L’INPS ha definito le regole per il bonus maltempo 2026, un’indennità fino a 3.000 euro destinata a lavoratori autonomi e parasubordinati di Calabria, Sicilia e Sardegna colpiti da eventi climatici estremi. Le domande devono essere presentate entro il 20 giugno 2026 tramite procedura telematica.
La misura, disciplinata dalla circolare INPS del 7 maggio 2026, copre i periodi di sospensione dell’attività tra il 18 gennaio e il 30 aprile 2026, con l’obiettivo di garantire un sostegno economico immediato alle categorie più esposte alle interruzioni lavorative causate da frane e alluvioni.
Il bonus maltempo INPS 2026 si configura come un contributo una tantum pensato per compensare la perdita di reddito dei lavoratori indipendenti. Il meccanismo prevede l’erogazione di 500 euro per ogni periodo di fermo lavorativo, fino a un massimo di 15 giorni complessivi, con un tetto finale di 3.000 euro per beneficiario.

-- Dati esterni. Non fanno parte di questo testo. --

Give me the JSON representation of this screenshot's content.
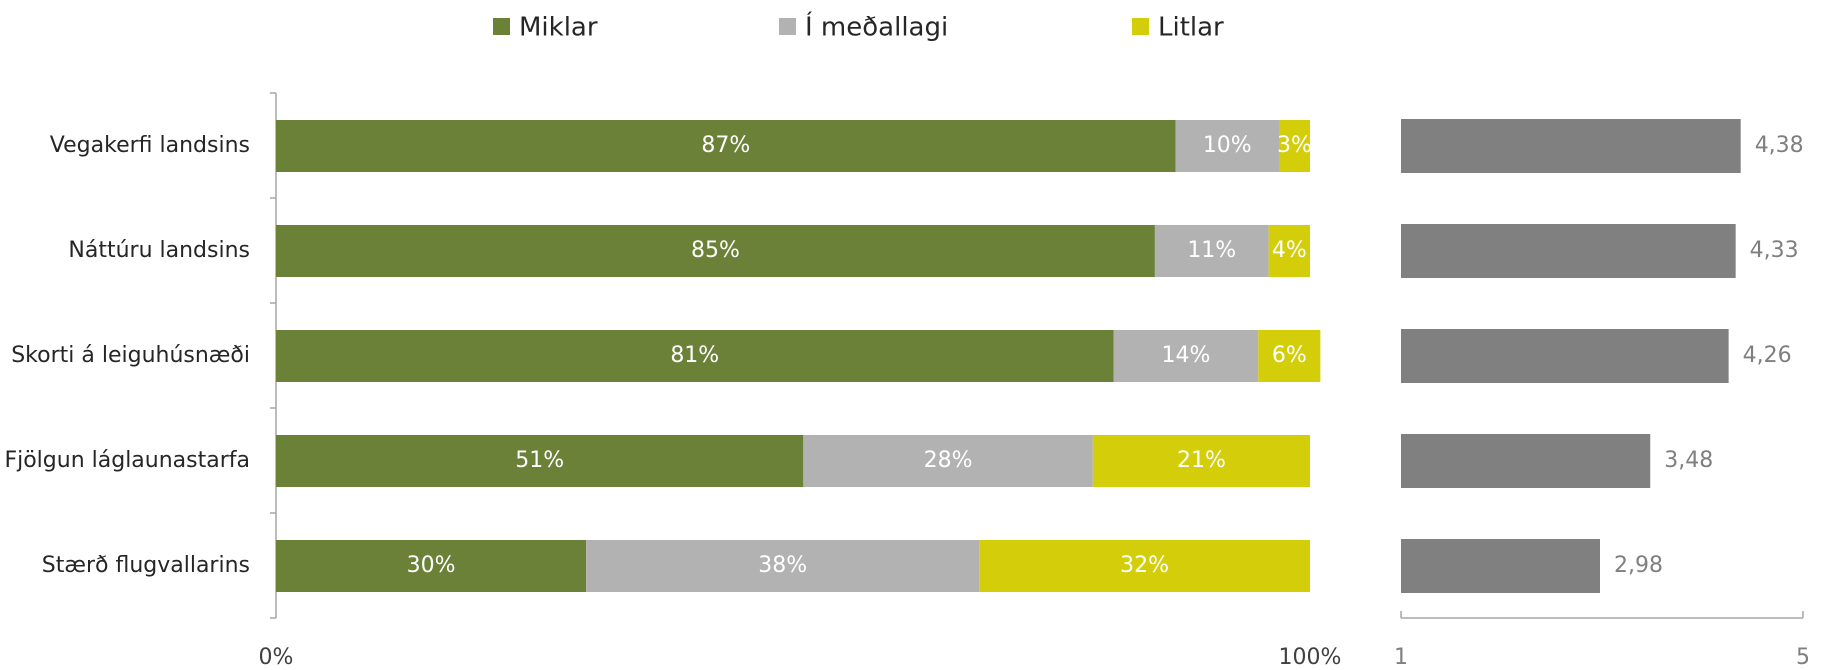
{
  "chart_data": [
    {
      "type": "stacked-bar-horizontal",
      "categories": [
        "Vegakerfi landsins",
        "Náttúru landsins",
        "Skorti á leiguhúsnæði",
        "Fjölgun láglaunastarfa",
        "Stærð  flugvallarins"
      ],
      "series": [
        {
          "name": "Miklar",
          "color": "#6a8137",
          "values": [
            87,
            85,
            81,
            51,
            30
          ],
          "value_labels": [
            "87%",
            "85%",
            "81%",
            "51%",
            "30%"
          ]
        },
        {
          "name": "Í meðallagi",
          "color": "#b2b2b2",
          "values": [
            10,
            11,
            14,
            28,
            38
          ],
          "value_labels": [
            "10%",
            "11%",
            "14%",
            "28%",
            "38%"
          ]
        },
        {
          "name": "Litlar",
          "color": "#d4ce0a",
          "values": [
            3,
            4,
            6,
            21,
            32
          ],
          "value_labels": [
            "3%",
            "4%",
            "6%",
            "21%",
            "32%"
          ]
        }
      ],
      "xlim": [
        0,
        100
      ],
      "xticks": [
        {
          "value": 0,
          "label": "0%"
        },
        {
          "value": 100,
          "label": "100%"
        }
      ],
      "legend": "top"
    },
    {
      "type": "bar-horizontal",
      "values": [
        4.38,
        4.33,
        4.26,
        3.48,
        2.98
      ],
      "value_labels": [
        "4,38",
        "4,33",
        "4,26",
        "3,48",
        "2,98"
      ],
      "color": "#808080",
      "xlim": [
        1,
        5
      ],
      "xticks": [
        1,
        5
      ]
    }
  ]
}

Secondo quanto indicato dall’INPS, possono accedere alla misura diverse categorie: collaboratori coordinati e continuativi (co.co.co.), inclusi dottorandi e medici specializzandi, agenti e rappresentanti di commercio, lavoratori autonomi, professionisti e titolari di impresa iscritti alla gestione previdenziale obbligatoria.
Il requisito territoriale riguarda i lavoratori residenti o operanti nei comuni delle tre regioni interessate, purché inclusi nello stato di emergenza deliberato il 26 gennaio 2026. Centrale resta la dimostrazione della sospensione dell’attività, elemento che potrebbe richiedere documentazione specifica o riscontri amministrativi.
La misura nasce in risposta agli eventi meteorologici estremi che, tra gennaio e aprile 2026, hanno provocato interruzioni diffuse delle attività economiche nel Mezzogiorno, in particolare nei settori legati al lavoro giornaliero e ai servizi locali.
Dal punto di vista operativo, la domanda va presentata esclusivamente online attraverso il portale INPS, accedendo con credenziali SPID, CIE o CNS. Il percorso prevede il passaggio nella sezione “Sostegni, Sussidi e Indennità” e successivamente nel “Punto d’accesso alle prestazioni non pensionistiche”.
L’ente previdenziale ha inoltre previsto controlli successivi sui dati dichiarati. In caso di irregolarità, saranno attivate procedure di recupero delle somme e relative sanzioni amministrative.
Per i cittadini meno digitalizzati restano attivi i canali di supporto: Patronati e Contact Center INPS al numero verde 803 164, strumenti utili per assistere nella compilazione e nell’invio della richiesta.
Il bonus maltempo INPS 2026 rappresenta un intervento di sostegno immediato, ma con un impatto economico limitato rispetto ai danni strutturali subiti da imprese e professionisti nei territori colpiti.